Earlier this week President Joe Biden said the withdrawal of US troops from Afghanistan marked the ending of an era where the US tried to “remake other countries” by military means. But is the US really ready to give up the mantle of “leader of the free world”?
Under attack from the Republicans and from some of his own NATO allies for the way in which the US withdrawal from Afghanistan had led to the chaotic collapse of the pro-Washington government and the fall of Kabul, President Joe Biden came out fighting this week.
He told the White House press corps pulling out of Afghanistan after 20 years of military deployment was the right thing to do and added: “I was not going to extend this forever war. And I was not going to extend a forever exit.”
Biden said he was “ending an era of major military operations to remake other countries.”
But Adriel Kasonta, a writer and political commentator, said he doubted the US would be able to give up interfering militarily or politically in the affairs of countries in Asia, Africa or Latin America.

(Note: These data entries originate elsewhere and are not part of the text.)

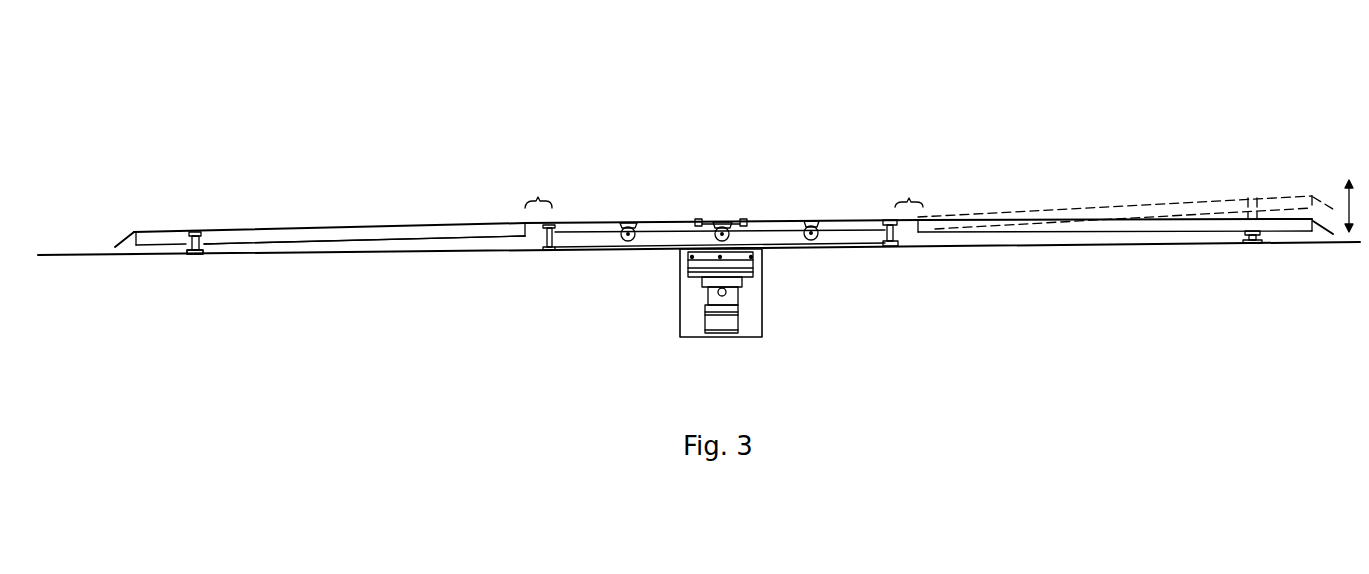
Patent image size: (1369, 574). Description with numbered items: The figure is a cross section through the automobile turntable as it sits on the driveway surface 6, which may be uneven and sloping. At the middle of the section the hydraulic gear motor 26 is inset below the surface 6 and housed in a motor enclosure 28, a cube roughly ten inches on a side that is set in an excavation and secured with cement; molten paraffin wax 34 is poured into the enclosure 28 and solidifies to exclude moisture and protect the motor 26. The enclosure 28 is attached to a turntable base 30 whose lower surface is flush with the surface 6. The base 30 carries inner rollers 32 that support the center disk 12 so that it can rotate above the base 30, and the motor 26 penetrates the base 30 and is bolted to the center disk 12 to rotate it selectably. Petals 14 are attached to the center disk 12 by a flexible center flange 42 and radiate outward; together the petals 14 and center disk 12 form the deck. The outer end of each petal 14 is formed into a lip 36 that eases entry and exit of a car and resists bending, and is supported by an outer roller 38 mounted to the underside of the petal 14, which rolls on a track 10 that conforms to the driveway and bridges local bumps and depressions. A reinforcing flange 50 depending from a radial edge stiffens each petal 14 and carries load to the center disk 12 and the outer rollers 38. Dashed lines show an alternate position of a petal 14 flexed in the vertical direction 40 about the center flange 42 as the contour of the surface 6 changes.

The surface 6 is at (63, 255).
The track 10 is at (193, 254).
The center disk 12 is at (661, 222).
The petal 14 is at (358, 228).
The hydraulic gear motor 26 is at (727, 273).
The motor enclosure 28 is at (762, 308).
The turntable base 30 is at (547, 253).
The inner rollers 32 is at (895, 242).
The paraffin wax 34 is at (695, 297).
The lip 36 is at (123, 239).
The outer roller 38 is at (187, 247).
The vertical direction 40 is at (1343, 180).
The center flange 42 is at (539, 192).
The reinforcing flange 50 is at (413, 236).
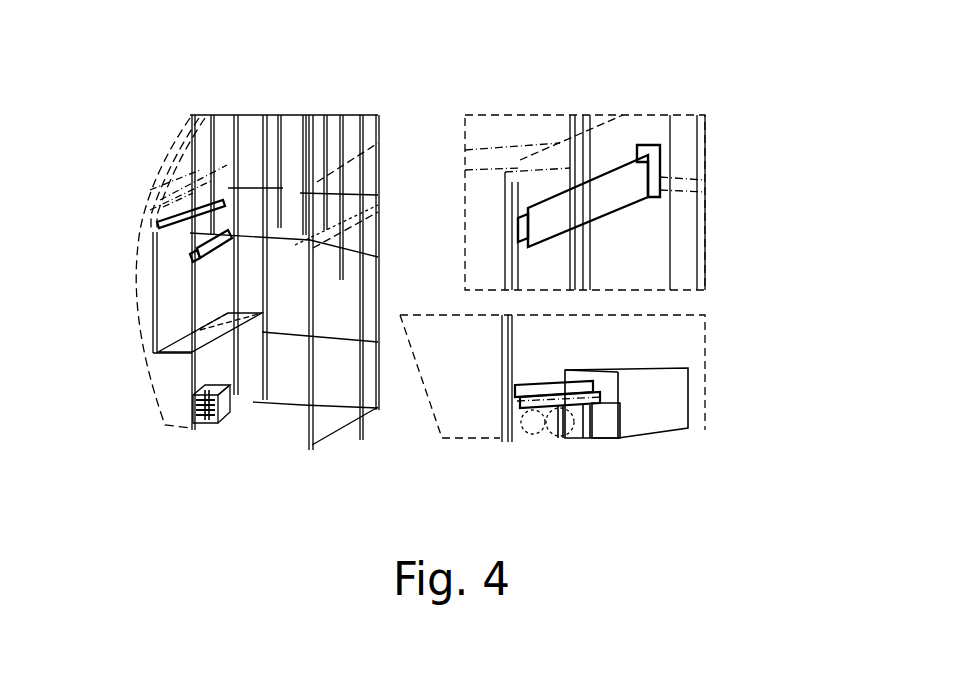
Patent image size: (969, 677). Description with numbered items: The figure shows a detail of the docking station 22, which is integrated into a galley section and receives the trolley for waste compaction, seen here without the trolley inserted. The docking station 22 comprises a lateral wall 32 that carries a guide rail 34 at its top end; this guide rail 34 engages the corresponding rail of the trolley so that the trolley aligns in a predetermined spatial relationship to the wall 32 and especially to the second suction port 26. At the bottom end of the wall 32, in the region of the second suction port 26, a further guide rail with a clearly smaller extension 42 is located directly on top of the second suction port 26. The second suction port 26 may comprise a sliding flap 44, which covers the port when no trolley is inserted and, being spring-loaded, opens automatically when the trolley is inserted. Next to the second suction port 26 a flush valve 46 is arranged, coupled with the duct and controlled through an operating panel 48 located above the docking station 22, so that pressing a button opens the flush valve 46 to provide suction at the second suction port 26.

The docking station 22 is at (283, 422).
The second suction port 26 is at (210, 422).
The lateral wall 32 is at (202, 295).
The guide rail 34 is at (212, 246).
The guide rail with smaller extension 42 is at (200, 425).
The sliding flap 44 is at (607, 430).
The flush valve 46 is at (222, 410).
The operating panel 48 is at (184, 171).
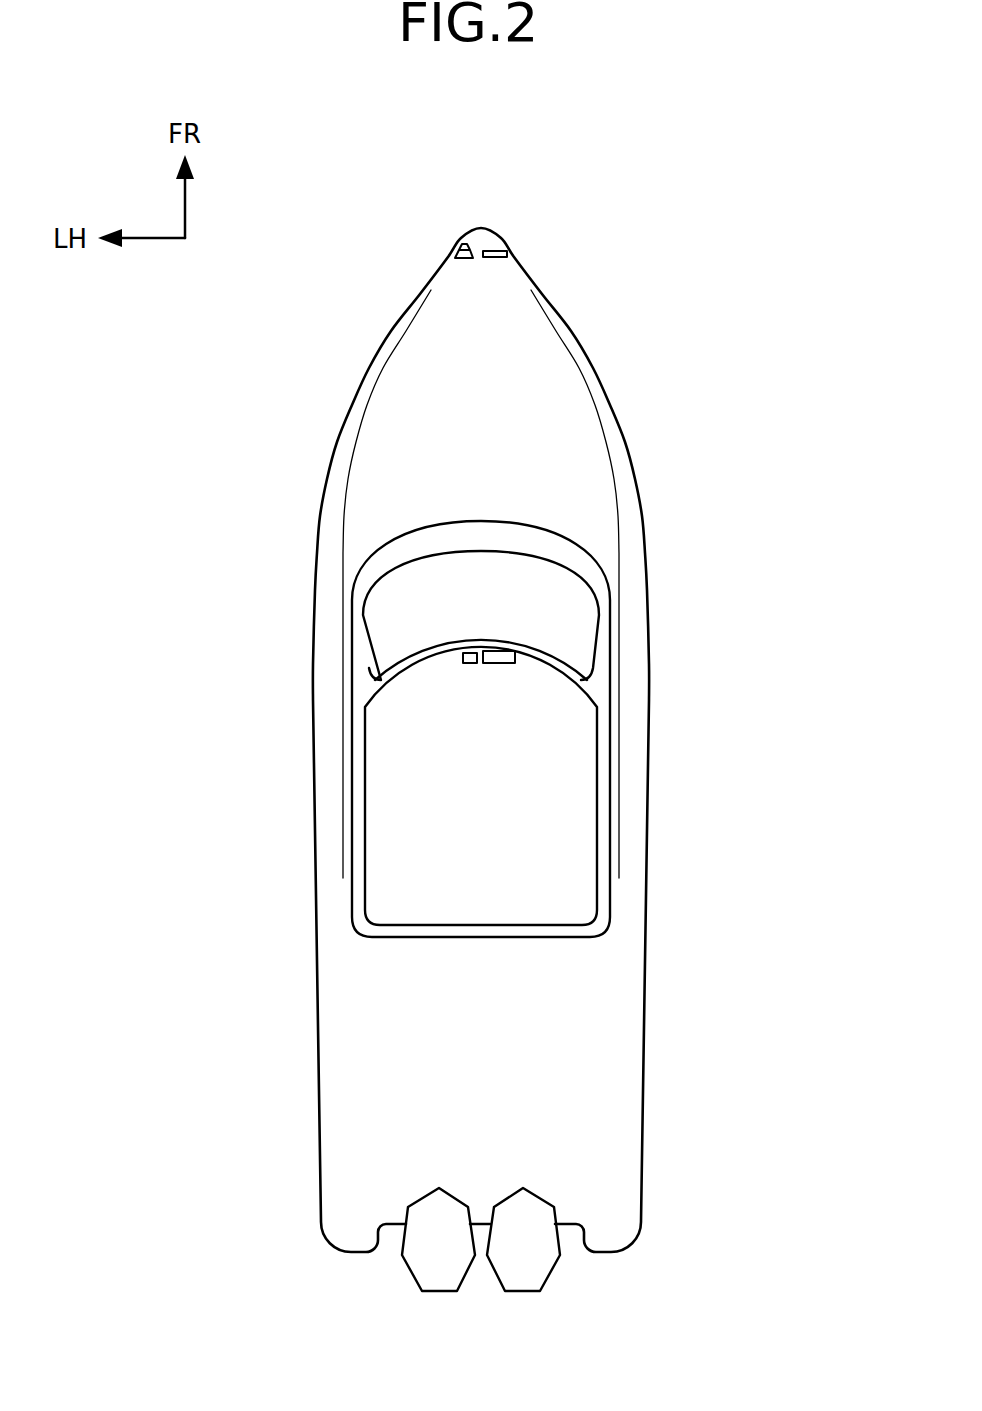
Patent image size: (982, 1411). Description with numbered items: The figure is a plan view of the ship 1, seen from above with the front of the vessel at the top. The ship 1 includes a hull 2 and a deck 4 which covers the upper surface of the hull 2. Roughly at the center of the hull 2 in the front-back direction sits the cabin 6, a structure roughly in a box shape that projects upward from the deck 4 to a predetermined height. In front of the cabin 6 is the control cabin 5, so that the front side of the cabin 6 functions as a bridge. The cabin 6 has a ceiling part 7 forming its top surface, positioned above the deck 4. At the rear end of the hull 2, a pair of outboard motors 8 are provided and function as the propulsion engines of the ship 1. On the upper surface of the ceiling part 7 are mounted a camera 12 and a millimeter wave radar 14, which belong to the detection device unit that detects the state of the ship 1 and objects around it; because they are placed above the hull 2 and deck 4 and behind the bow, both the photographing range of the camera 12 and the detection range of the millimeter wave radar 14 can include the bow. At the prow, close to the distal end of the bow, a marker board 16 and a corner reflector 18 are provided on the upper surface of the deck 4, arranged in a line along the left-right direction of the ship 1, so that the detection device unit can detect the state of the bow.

The ship 1 is at (778, 176).
The hull 2 is at (650, 668).
The deck 4 is at (618, 470).
The control cabin 5 is at (573, 610).
The cabin 6 is at (607, 807).
The ceiling part 7 is at (580, 890).
The outboard motor 8 is at (463, 1285).
The camera 12 is at (511, 664).
The millimeter wave radar 14 is at (468, 664).
The marker board 16 is at (508, 254).
The corner reflector 18 is at (455, 255).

Mr Kasonta, former chairman of the international affairs committee of the Bow Group, a British conservative think-tank, said he thought Biden was aware that most Americans were pre-occupied with other issues such as the pandemic and the economy and were unwilling to see another generation of troops sent overseas to fight a war in Afghanistan which was feeling as pointless as the conflict in Vietnam.
Mr Kasonta said the US was keen to portray China, Iran and Russia as a new “axis of evil” – a phrase originally used by President George W. Bush to describe Iran, Iraq and North Korea.

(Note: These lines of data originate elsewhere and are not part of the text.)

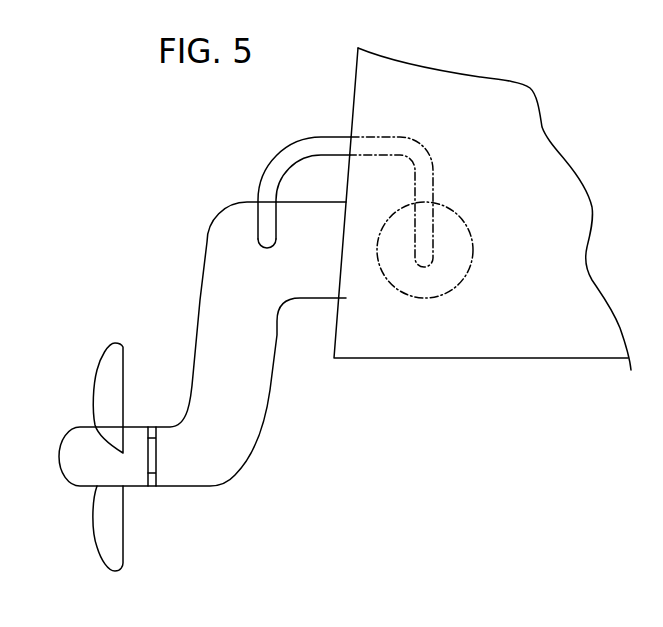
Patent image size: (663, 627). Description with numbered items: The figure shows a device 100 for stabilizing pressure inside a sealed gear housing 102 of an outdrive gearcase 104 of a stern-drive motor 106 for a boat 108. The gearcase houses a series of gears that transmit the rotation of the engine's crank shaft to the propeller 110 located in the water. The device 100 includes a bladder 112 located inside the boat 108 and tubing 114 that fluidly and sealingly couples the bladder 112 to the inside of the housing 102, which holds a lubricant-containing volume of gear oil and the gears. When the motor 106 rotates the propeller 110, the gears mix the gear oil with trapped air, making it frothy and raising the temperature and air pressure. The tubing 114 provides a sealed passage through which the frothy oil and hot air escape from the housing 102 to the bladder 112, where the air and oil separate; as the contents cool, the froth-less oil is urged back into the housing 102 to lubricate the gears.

The device 100 is at (455, 156).
The sealed gear housing 102 is at (213, 220).
The outdrive gearcase 104 is at (200, 177).
The stern-drive motor 106 is at (104, 243).
The boat 108 is at (354, 93).
The propeller 110 is at (102, 390).
The bladder 112 is at (463, 280).
The tubing 114 is at (278, 160).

Mr Kasonta said: “There will be a strong push to say China is supporting Iran. I’ve read articles in the Israeli press saying the main antagonists are Iran and China and the US has to prevent Iran from getting nuclear weapons.”

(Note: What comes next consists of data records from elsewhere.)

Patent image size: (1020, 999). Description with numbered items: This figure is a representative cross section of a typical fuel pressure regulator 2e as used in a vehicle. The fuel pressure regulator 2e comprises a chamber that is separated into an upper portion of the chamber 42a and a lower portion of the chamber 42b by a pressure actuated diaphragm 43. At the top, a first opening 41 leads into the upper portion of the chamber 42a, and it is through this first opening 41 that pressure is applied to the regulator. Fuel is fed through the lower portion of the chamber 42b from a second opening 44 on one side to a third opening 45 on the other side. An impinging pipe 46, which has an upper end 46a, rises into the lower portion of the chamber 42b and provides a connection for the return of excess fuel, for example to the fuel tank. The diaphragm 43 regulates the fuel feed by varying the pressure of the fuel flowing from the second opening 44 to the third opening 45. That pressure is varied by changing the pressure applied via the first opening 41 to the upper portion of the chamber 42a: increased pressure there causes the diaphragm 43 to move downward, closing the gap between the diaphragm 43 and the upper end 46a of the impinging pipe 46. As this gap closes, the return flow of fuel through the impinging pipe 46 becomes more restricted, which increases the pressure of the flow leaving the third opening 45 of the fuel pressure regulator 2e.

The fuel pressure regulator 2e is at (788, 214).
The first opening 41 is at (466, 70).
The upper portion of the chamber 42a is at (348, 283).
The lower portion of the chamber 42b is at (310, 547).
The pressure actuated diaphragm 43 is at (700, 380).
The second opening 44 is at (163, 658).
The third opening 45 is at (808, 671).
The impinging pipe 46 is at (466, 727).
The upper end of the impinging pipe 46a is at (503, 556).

He said at the end of the day the US military-industrial complex had to justify the enormous amounts the Pentagon spends on weapons and infrastucture – last year it went up by four percent to $778 billion, three times as much as China spent and more than 10 times Russia’s outlay.
“The biggest victors of 20 years of war in Afghanistan were the defence contractors,” said Mr Kasonta, who pointed out a recent article in The Spectator which said the Afghan National Army had paid a US company £20 million [$28 million] for forest camouflage – despite Afghanistan not having any forests.
When the Soviet Union collapsed and the Cold War ended US military spending dipped for a while but then a new enemy emerged – the Islamist threat, which was erroneously linked to Saddam Hussein and Iraq by the dodgy dossier on Weapons of Mass Destruction.
Spending on the military is around 12 percent of the federal budget – four times as much as it spends on education.
Mr Kasonta said: “It takes money away from US taxpayers who have been hit by the pandemic, by hurricanes and forest fires.”
But he said lobbyists for the military-industrial complex keep up a constant “war mantra” because it pays their salaries and boosts the profits of massive defence contractors like Raytheon, Lockheed Martin, Northrop Grumman and General Dynamics.